Admission Test to University in Italy: A Performance Comparison of Regression Models for TOLC-S

  • Autori: Battaglia, Salvatore; Genova, Vincenzo Giuseppe; Attanasio, Massimo
  • Anno di pubblicazione: 2025
  • Tipologia: Contributo in atti di convegno pubblicato in volume
  • OA Link: http://hdl.handle.net/10447/684545

Abstract

In Italy, the transition from secondary school to university is a critical phase, with approximately 20% of students experiencing dropout or course changes. Admission tests, such as the TOLC-S, aim to assess students’ preparation and support informed decision-making for both students and institutions. This study investigates the predictive power of the TOLC-S in forecasting university success, measured by the number of credits earned in the first year.

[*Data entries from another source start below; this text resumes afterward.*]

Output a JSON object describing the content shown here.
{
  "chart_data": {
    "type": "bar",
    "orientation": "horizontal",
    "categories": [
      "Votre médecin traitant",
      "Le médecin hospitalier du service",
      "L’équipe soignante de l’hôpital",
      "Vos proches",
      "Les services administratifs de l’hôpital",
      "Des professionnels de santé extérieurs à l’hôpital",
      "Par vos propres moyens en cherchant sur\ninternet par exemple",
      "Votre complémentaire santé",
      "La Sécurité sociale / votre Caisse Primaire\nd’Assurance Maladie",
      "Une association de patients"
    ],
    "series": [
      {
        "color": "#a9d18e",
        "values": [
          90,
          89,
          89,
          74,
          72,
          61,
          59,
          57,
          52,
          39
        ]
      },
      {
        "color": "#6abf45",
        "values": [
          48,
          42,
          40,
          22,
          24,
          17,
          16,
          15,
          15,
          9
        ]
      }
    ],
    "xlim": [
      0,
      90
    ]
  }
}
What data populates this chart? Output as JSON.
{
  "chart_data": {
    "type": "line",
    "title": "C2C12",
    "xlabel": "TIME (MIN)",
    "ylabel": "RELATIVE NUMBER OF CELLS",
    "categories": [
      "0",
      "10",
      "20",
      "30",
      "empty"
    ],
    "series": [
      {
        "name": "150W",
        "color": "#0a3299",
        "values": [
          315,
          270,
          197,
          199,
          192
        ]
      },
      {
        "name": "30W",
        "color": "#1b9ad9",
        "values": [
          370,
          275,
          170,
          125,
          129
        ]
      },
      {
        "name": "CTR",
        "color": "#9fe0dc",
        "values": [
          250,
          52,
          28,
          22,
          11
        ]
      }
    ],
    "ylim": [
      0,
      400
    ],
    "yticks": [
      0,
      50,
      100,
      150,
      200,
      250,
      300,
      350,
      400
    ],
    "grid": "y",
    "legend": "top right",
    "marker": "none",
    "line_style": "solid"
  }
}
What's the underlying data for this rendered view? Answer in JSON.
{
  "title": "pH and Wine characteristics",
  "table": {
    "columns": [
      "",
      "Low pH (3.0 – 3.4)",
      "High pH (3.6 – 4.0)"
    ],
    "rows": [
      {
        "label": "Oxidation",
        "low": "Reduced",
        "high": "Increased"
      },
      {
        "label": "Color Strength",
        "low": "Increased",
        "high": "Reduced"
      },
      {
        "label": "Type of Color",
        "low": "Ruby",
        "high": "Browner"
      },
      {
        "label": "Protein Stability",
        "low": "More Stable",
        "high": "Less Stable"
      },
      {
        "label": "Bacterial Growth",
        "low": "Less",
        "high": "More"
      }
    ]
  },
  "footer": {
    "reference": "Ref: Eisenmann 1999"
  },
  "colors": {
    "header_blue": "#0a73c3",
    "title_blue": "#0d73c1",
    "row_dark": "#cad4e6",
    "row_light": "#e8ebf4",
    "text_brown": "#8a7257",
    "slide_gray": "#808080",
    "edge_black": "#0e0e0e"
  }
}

To facilitate the analysis, a matching procedure was implemented to merge the CISIA admission test database with the National Student Archive (ANS), overcoming the absence of a common student identifier through a derived key. The study compares three regression models: a Generalized Linear Mixed Model (GLMM) with the university as a random effect, an Elastic Net, and a Random Forest. Model performance was evaluated in terms of accuracy, implementing a repeated 10-fold cross-validation to get more robust results. The results offer insights into the extent to which admission test scores influence long-term academic outcomes, contributing to the improvement of university predictive models and informing policy decisions on student selection and support.